Jeffrey Thompson (© DR)
Purcell n’a composé qu’un seul véritable opéra : Didon et Enée, mais il a consacré une part importante de son œuvre à des semi-opéras, un genre spécifiquement anglais du XVIIe siècle, constitué d’une pièce de théâtre agrémentée de longs passages musicaux. Le Roi Arthur [retrouvez à ce lien notre compte-rendu de sa récente production versaillaise] est un exemple de cette forme. Le compositeur a également produit de nombreux songs, odes, anthems. Si l’exubérance théâtrale de Jeffrey Thompson sied parfaitement à certaines de ces pièces, elle peut être gênante quand il interprète des pièces plus intimes (Stay silly heart de Nicholas Lanier) ou de style plus contemplatif (Fairest isle, extrait de King Arthur).

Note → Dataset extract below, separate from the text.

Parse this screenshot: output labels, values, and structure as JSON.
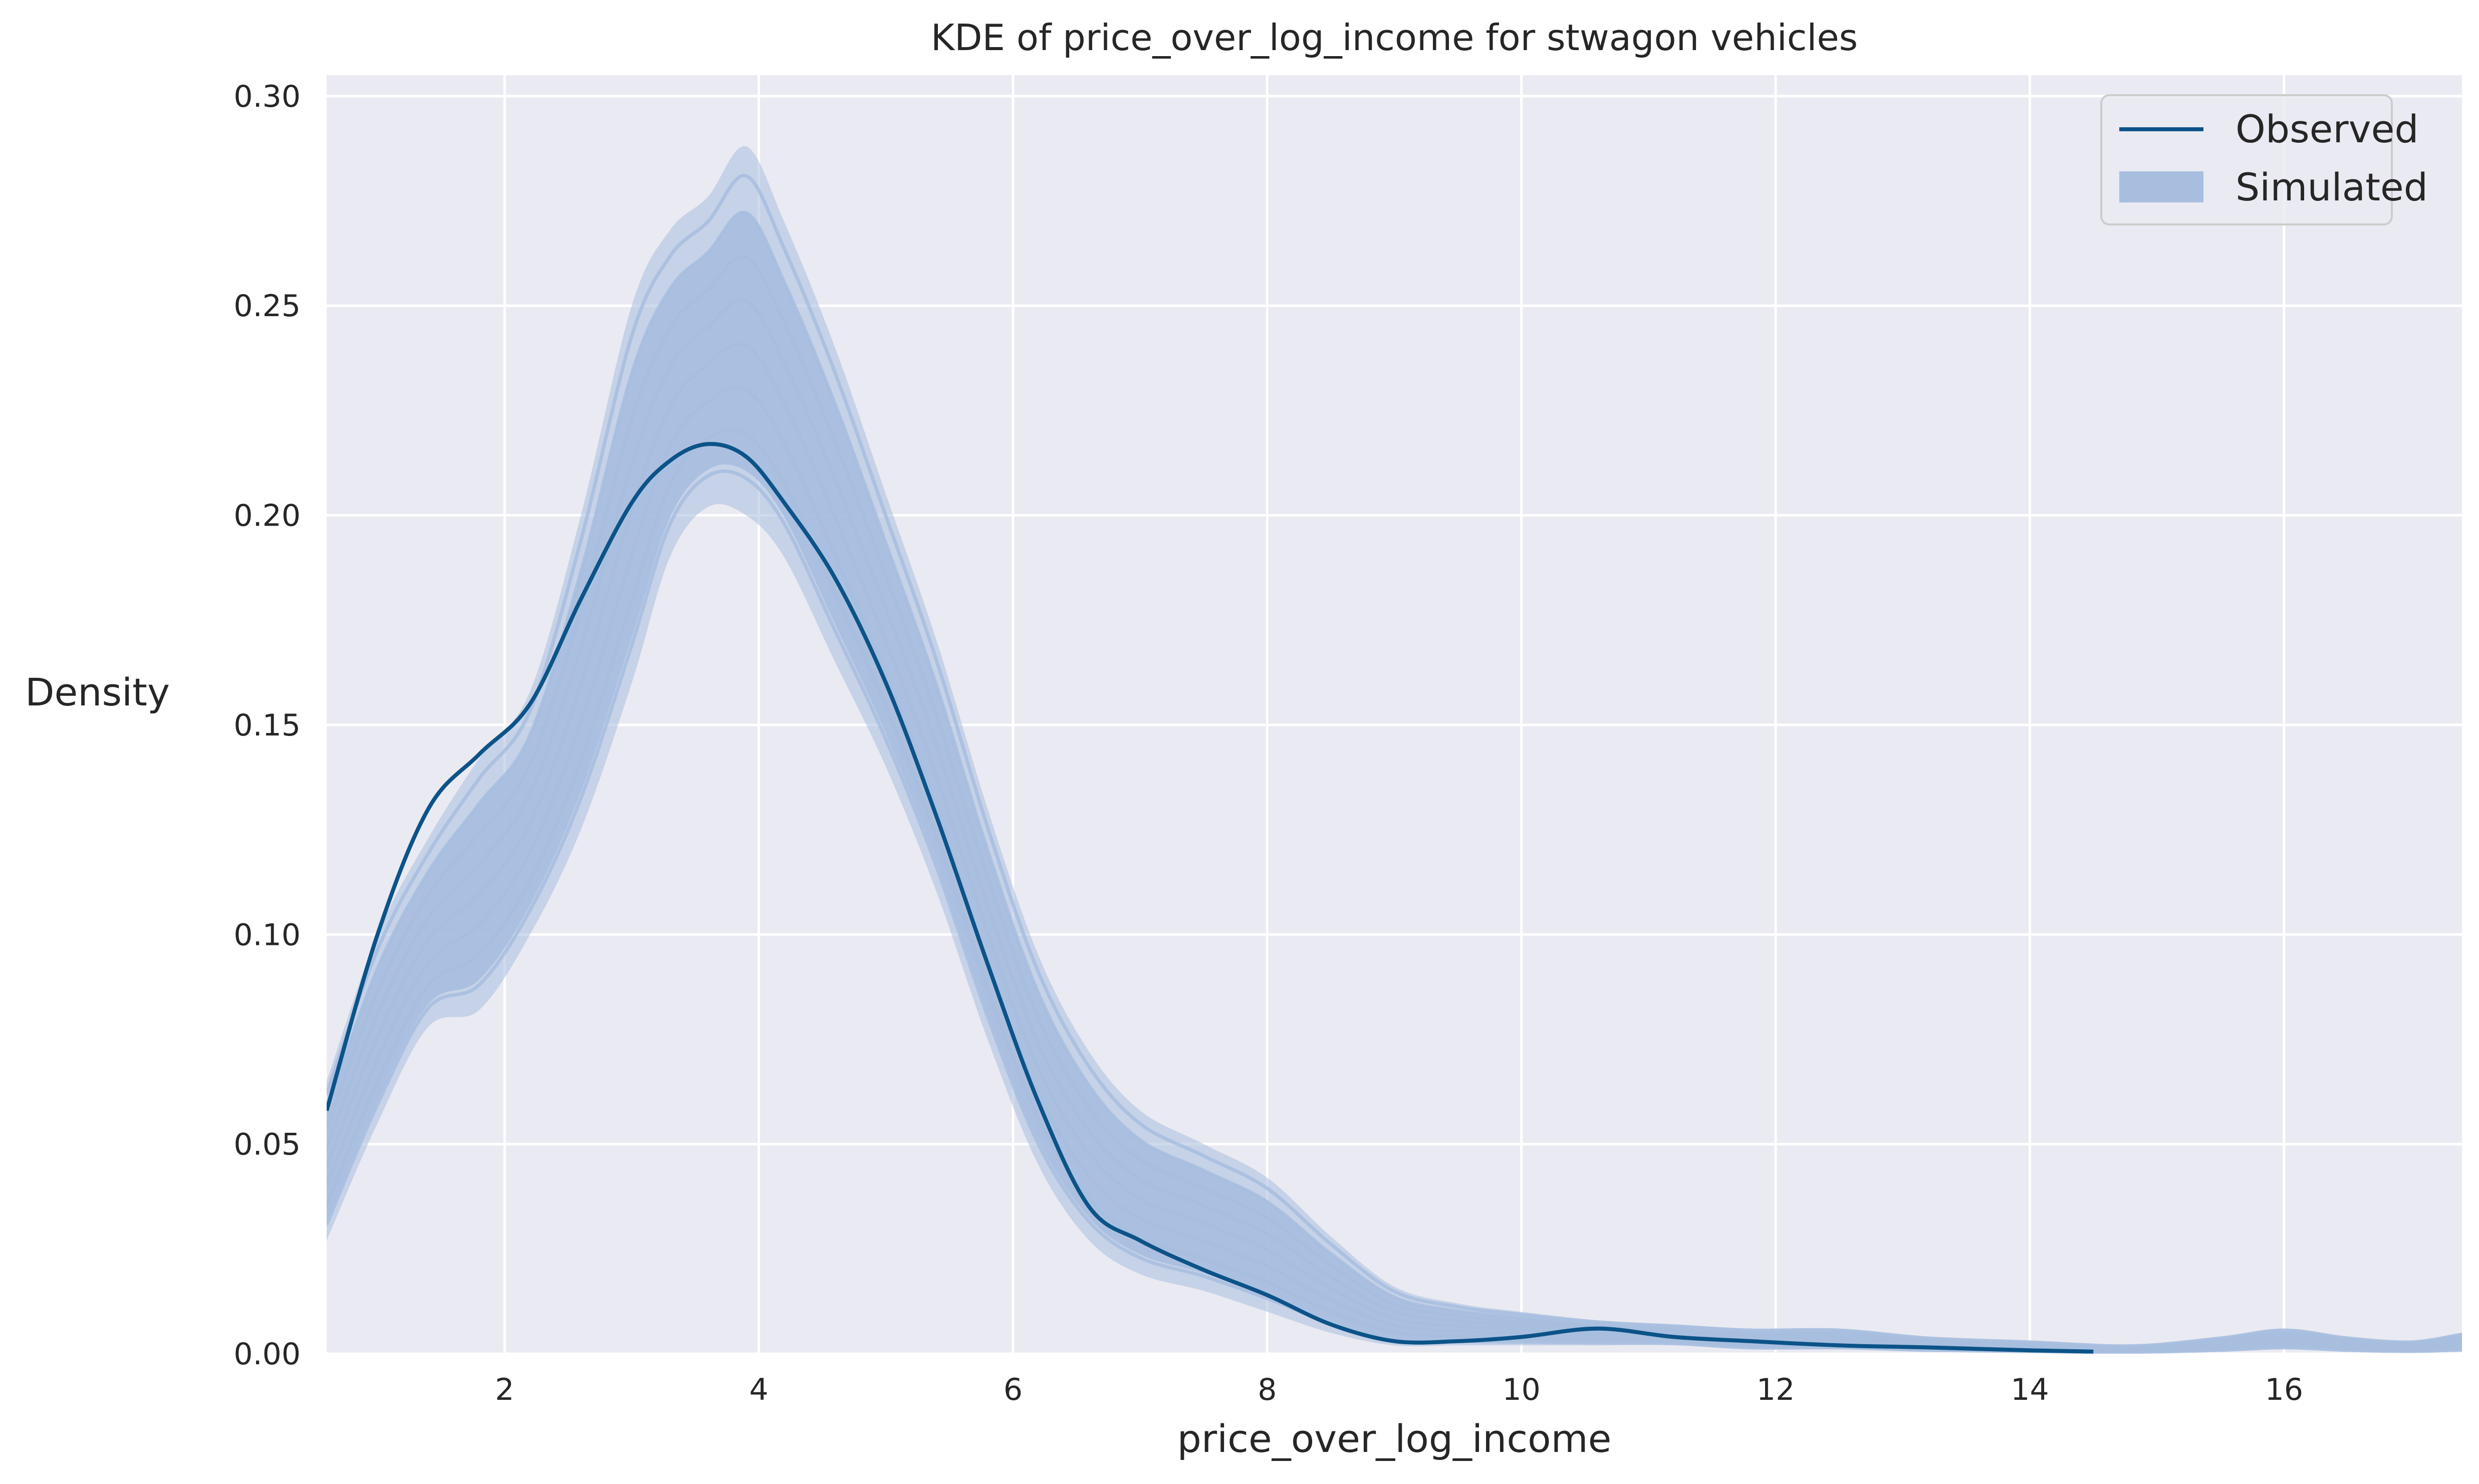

Les Ambassadeurs (© Sanja Harris)
La musique théâtrale de Purcell peut également être instrumentale, et l’ensemble Les Ambassadeurs l’interprète avec brio. L’orchestre de l’époque de Purcell, avec ses vingt-quatre violons (ce soir ils sont quatre, avec deux altos et trois basses de violon) est à l’image de ce qui existait en France à Versailles. Alexis Kossenko, par sa direction, sait conjuguer précision, virtuosité avec plaisir et convivialité. Les couleurs orchestrales très variées mettent en valeur la fantaisie et la personnalité unique de Purcell. Excellent flûtiste, Alexis Kossenko passe de la direction à son instrument de façon très naturelle, d’un style savant à un style plus populaire de danse et de contredanse anglaise, qui n’est pas sans évoquer la musique traditionnelle irlandaise. Les instrumentistes n’hésitent pas à se transformer en chanteurs et se joignent avec beaucoup d’humour au ténor dans la chanson à boire extraite de King Arthur, ce qui ne laisse pas de ravir le public enthousiaste.